FVOS for MOSE Track of 4th PVUW Challenge: 3rd Place Solution
Mengjiao Wang, Junpei Zhang, Xu Liu, Yuting Yang, Mengru Ma
TL;DR
The paper addresses semi-supervised Video Object Segmentation in complex MOSE scenes by fine-tuning a strong Transformer-based backbone (SAM 2-Large) on MOSE, augmenting predictions with a dilation-based morphological post-processing step to reduce gaps between adjacent objects, and applying multi-scale test-time fusion via voting. The proposed FVOS framework comprises three components: MOSE-specific fine-tuning, morphological post-processing, and multi-scale prediction fusion, with a two-stage training scheme yielding robust single-model results. On MOSE, FVOS achieves 76.81% J&F on the validation set and 83.92% J&F on the test set, securing third place on the challenge leaderboard, while demonstrating the value of dataset-tailored optimization and post-processing strategies for challenging VOS scenarios. These findings suggest that combining targeted fine-tuning with structural mask refinements and multi-scale ensemble techniques can substantially improve performance in real-world VOS applications such as autonomous navigation and video editing.
Abstract
Video Object Segmentation (VOS) is one of the most fundamental and challenging tasks in computer vision and has a wide range of applications. Most existing methods rely on spatiotemporal memory networks to extract frame-level features and have achieved promising results on commonly used datasets. However, these methods often struggle in more complex real-world scenarios.
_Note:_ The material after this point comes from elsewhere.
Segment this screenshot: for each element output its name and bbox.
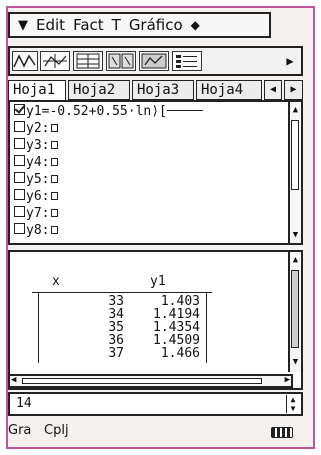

This paper addresses this issue, aiming to achieve accurate segmentation of video objects in challenging scenes. We propose fine-tuning VOS (FVOS), optimizing existing methods for specific datasets through tailored training. Additionally, we introduce a morphological post-processing strategy to address the issue of excessively large gaps between adjacent objects in single-model predictions. Finally, we apply a voting-based fusion method on multi-scale segmentation results to generate the final output. Our approach achieves J&F scores of 76.81% and 83.92% during the validation and testing stages, respectively, securing third place overall in the MOSE Track of the 4th PVUW challenge 2025.